Acting Chairman of Economic and Financial Crimes Commission (EFCC), Mr Ibrahim Magu, has described Designated Non-Financial Institutions (DNFIs) as safe havens for money-laundering activities.

The commission’s spokesman, Mr Tony Orilade, said in a statement in Abuja on Friday, that Magu stated this at a workshop to sensitise Non-Profit Organisations (NPOs).

The workshop, organised by EFCC in collaboration with Space for Change, had “Effective Implementation and Regulations of AML/CFT within the NPO Sector” as theme.

Magu was represented by Director, Special Control against Money Laundering Unit of the commission, Mr Francis Usani.

According to him, as a result of lack of adequate supervision and regulation of NPOs and by extension DNFIs, criminals have now turned their focus on the DNFIs sector to perpetrate money-laundering and terrorism financing.

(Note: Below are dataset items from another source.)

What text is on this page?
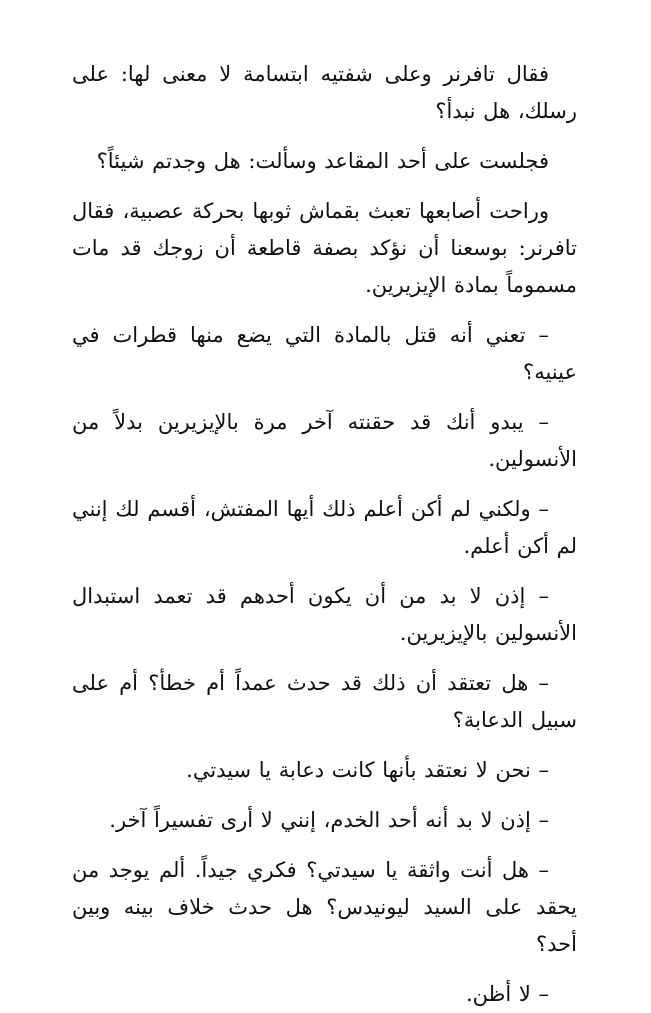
فقال تافرنر وعلى شفتيه ابتسامة لا معنى لها: على رسلك، هل نبدأ؟

فجلست على أحد المقاعد وسألت: هل وجدتم شيئاً؟

وراحت أصابعها تعبث بقماش ثوبها بحركة عصبية، فقال تافرنر: بوسعنا أن نؤكد بصفة قاطعة أن زوجك قد مات مسموماً بمادة الإيزيرين.

– تعني أنه قتل بالمادة التي يضع منها قطرات في عينيه؟

– يبدو أنك قد حقنته آخر مرة بالإيزيرين بدلاً من الأنسولين.

– ولكني لم أكن أعلم ذلك أيها المفتش، أقسم لك إنني لم أكن أعلم.

– إذن لا بد من أن يكون أحدهم قد تعمد استبدال الأنسولين بالإيزيرين.

– هل تعتقد أن ذلك قد حدث عمداً أم خطأ؟ أم على سبيل الدعابة؟

– نحن لا نعتقد بأنها كانت دعابة يا سيدتي.

– إذن لا بد أنه أحد الخدم، إنني لا أرى تفسيراً آخر.

– هل أنت واثقة يا سيدتي؟ فكري جيداً. ألم يوجد من يحقد على السيد ليونيدس؟ هل حدث خلاف بينه وبين أحد؟

– لا أظن.
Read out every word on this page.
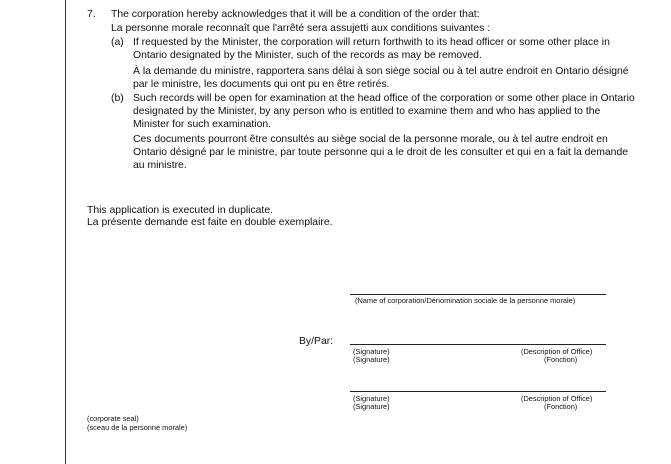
7. The corporation hereby acknowledges that it will be a condition of the order that:
La personne morale reconnaît que l'arrêté sera assujetti aux conditions suivantes :
(a) If requested by the Minister, the corporation will return forthwith to its head officer or some other place in
Ontario designated by the Minister, such of the records as may be removed.
À la demande du ministre, rapportera sans délai à son siège social ou à tel autre endroit en Ontario désigné
par le ministre, les documents qui ont pu en être retirés.
(b) Such records will be open for examination at the head office of the corporation or some other place in Ontario
designated by the Minister, by any person who is entitled to examine them and who has applied to the
Minister for such examination.
Ces documents pourront être consultés au siège social de la personne morale, ou à tel autre endroit en
Ontario désigné par le ministre, par toute personne qui a le droit de les consulter et qui en a fait la demande
au ministre.
This application is executed in duplicate.
La présente demande est faite en double exemplaire.
(Name of corporation/Dénomination sociale de la personne morale)
By/Par:
(Signature)
(Signature)
(Description of Office)
(Fonction)
(Signature)
(Signature)
(Description of Office)
(Fonction)
(corporate seal)
(sceau de la personne morale)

He said that the vulnerability of DFNIs in developed and developing economies to the scourge of money laundering and terrorism financing had encouraged the perpetuation of the vice.

“Money-laundering and terrorism-financing will continue to thrive, especially with criminals continuously discovering new methods of exploiting the vulnerability of DFNIs and the legal systems.

“The DNFIs have been identified as the most vulnerable sector in money-laundering and terrorism-financing because criminals no longer use the conventional financial systems like banks, to launder their ill-gotten wealth” he said.

The acting chairman urged non-profit organisations to be conscious of their obligations and responsibilities under the Nigerian AML/CFT regime and develop a culture of compliance with its measures.

Executive Director, Space for Change, Mrs Victoria Ohaeri, posited that non-profit organisations believed that compliance to money-laundering/terrorism-financing was important to their work, and “to the entire sector and for the betterment of the country.”

“Civil Society Organisations are a major ally of the government in the fight against money-laundering and terrorism-financing.

“We are willing to cooperate, comply, engage and at the same time we are also concerned about the space which we operate, in ensuring that due compliance is done without adding additional burden in the work we do.”